乃咲が見つけられなかったそれを、みんなで見つける。
そのために僕らは知恵を絞っていた。
「1つ目は……たぶん、冷静に考えると1番厳しいよな」
「うん。正直、宇宙に行くっていうのは実現できるかはさておき、方法自体はシンプルだもん。ロケットに乗ればいいからね。そこまでの工程と帰ってくる方法は本当に無視した場合だけど」
「まぁ、宇宙に行く方法はそこが1番重要だと思うけどな」
「けど実際、どこの誰ともどんな奴かも分からない、どんな方法で受け渡すかも分からない、どんなものを受け渡すのかすら分からないって状態よりは現実的に思えるよな」
「うん……。3番目は……それこそ、強行手段だけど、施設が特定できれば……やるかどうかは別として、攻め込めるって思えば現実味も感じるかな」
「まして、全力が未知数な乃咲と自他共に認める破壊生物の殺せんせーがいるしな。施設破壊と情報の奪取って意味ではそうかもだけど………乃咲の親、殺せんせーの触手の元になった研究してて、今は先生を無力化するための研究してるんだろ?だったら、もしかすると……俺たちの探してる施設にいる可能性ないか?」
「……ぁ」
「たぶん、答えてくれるかはさておき、施設自体は乃咲の親に聞けば特定できる可能性自体はゼロじゃない。それでもアイツがこの方法は無理だって言ったのは……」
「そもそも俺たちだけで攻略するのは現実的じゃない。乃咲の身体能力に任せて破壊っても、自分の父親がいるかもしれない状況じゃやりたくないだろ……?それに、そんな施設で暴れでもしたら、最悪の場合、人質になるかも」
「…………それじゃあ、下手にやれるとは言えないわね」
「圭一なら、施設を破壊してでも情報を奪うって部分は見逃さないと思う。でも。それをしないというか、提案しなかった理由はそこだな。アイツの場合は親が政府の下で触手の研究してるから、下手に動いて身バレしようものなら、危ないのは圭一よりも親だ。だから、親がいるかもしれない場所は1番襲撃したくないだろ……。殺せんせーを助けられる可能性が1番高いのがこれだとしても。俺だって同じ立場なら嫌だ」
「……なるほど、乃咲のチカラは当てに出来ないし、そうなると殺せんせーも下手に暴れられない。つまり、やるとしても私達だけでやらなきゃだけど……そうなると、鬼のようなセキュリティが待ち構えていると」
「………くっそ。確かに理解できてきたぞ……。思ったよりも雁字搦めだな、これ。単純な難易度で1番目は無理。なりふり構わなきゃ3番目が可能性あるけど、なりふり構う必要があるから無理。2番目の宇宙に行くってのはもう、中学生に同行できるレベルじゃないから無理……」
「宇宙飛行士の人らって、無重力でも動けるように訓練するんだろ?つか、訓練しないといけないだろうし。一方、俺らはそんな訓練したことないし。仮に行けたとしても、まともに動けないんじゃ、交渉にすら持ち込めないだろ」
確かにそうだと思った。
単純な難しさ、無理だと言った乃咲の立場、実行した後のことを考えると、どれも『よし、やろう!』なんて簡単には言えない難易度のものばかり。

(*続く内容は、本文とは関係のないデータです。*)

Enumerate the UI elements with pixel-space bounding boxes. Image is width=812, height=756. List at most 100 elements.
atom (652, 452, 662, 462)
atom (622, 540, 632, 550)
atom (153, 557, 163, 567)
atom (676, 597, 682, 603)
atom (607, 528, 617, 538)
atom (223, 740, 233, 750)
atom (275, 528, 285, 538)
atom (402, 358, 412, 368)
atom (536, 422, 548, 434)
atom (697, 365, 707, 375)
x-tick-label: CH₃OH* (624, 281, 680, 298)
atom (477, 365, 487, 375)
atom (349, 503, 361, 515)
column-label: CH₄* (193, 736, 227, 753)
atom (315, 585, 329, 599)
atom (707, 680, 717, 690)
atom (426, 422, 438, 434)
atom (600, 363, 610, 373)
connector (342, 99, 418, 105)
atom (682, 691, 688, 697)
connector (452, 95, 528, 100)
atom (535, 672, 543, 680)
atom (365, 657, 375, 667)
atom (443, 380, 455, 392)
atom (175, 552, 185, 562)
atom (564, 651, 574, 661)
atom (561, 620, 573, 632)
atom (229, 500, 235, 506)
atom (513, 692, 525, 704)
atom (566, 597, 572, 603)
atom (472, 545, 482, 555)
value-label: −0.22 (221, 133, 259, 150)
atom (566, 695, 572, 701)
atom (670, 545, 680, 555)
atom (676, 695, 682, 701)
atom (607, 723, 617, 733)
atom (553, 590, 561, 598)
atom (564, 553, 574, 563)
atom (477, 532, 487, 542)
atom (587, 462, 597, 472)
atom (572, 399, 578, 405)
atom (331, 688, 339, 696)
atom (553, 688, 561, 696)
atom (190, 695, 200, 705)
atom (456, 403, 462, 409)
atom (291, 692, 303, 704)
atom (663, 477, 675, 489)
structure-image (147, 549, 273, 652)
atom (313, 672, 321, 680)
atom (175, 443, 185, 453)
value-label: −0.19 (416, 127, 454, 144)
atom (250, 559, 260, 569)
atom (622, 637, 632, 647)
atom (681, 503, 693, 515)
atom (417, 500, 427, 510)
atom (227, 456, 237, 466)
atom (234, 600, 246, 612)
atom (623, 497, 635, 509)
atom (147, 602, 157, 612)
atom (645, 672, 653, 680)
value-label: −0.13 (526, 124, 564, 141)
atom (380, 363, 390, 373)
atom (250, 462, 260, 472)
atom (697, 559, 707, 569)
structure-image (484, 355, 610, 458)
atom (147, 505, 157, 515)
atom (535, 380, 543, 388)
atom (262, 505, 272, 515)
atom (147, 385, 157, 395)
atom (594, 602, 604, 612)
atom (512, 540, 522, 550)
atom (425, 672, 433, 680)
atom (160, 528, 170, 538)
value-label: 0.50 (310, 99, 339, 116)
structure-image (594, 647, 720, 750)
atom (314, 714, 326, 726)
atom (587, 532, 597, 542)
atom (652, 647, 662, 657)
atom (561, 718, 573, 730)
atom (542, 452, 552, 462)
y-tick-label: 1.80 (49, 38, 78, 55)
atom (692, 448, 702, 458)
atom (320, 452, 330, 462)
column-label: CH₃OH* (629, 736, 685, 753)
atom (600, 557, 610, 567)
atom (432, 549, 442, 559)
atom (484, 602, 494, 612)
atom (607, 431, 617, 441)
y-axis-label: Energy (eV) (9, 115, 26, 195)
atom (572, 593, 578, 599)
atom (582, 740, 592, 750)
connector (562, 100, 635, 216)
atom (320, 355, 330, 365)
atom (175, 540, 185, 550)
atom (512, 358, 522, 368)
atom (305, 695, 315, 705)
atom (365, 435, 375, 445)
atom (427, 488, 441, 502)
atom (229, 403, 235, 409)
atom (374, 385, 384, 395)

でも、僕には一つ。宇宙に行った後のことでなら、僕らの中で唯一、無重力に適応してそうな人に心当たりがある。
けど、これを提案していいのかな?
『宇宙に行ったあとの行動についてなら、乃咲さんならどうにかできるかも知れません』
「り、律っ……」
「乃咲くんが……?」
『はい、彼は我々の中で唯一、足場がある状態ならば、全方位への移動ができます。覚えていますか?以前の暗殺、射撃の有用性を確かめるための暗殺で……彼は地面に対して水平かつ平行の姿勢で木々を蹴って木の間を反射するように移動していました』
「あー……。あのとんでもマニューバな。人間辞めちゃってる立体機動してたわ、確かに」
『皆さんも無重力下での適性は一般人に比べると天と地の差があると過言ではありませんが、乃咲さんは例外中の例外です。室内でも、必要ならば、天井を蹴り、壁を蹴り、縦横無尽に飛び回ることができるでしょう。間違いなく適任です』
律の意見は僕と同じだ。
そう言う意味でも、彼のチカラを借りることができれば頼もしいと思う。でも、一つだけ気掛かりがあった。
「……律の言うこともわかるけどさ、ちょっと何でもかんでも乃咲くん乃咲くん言い過ぎじゃない?」
矢田さんが口を開いた。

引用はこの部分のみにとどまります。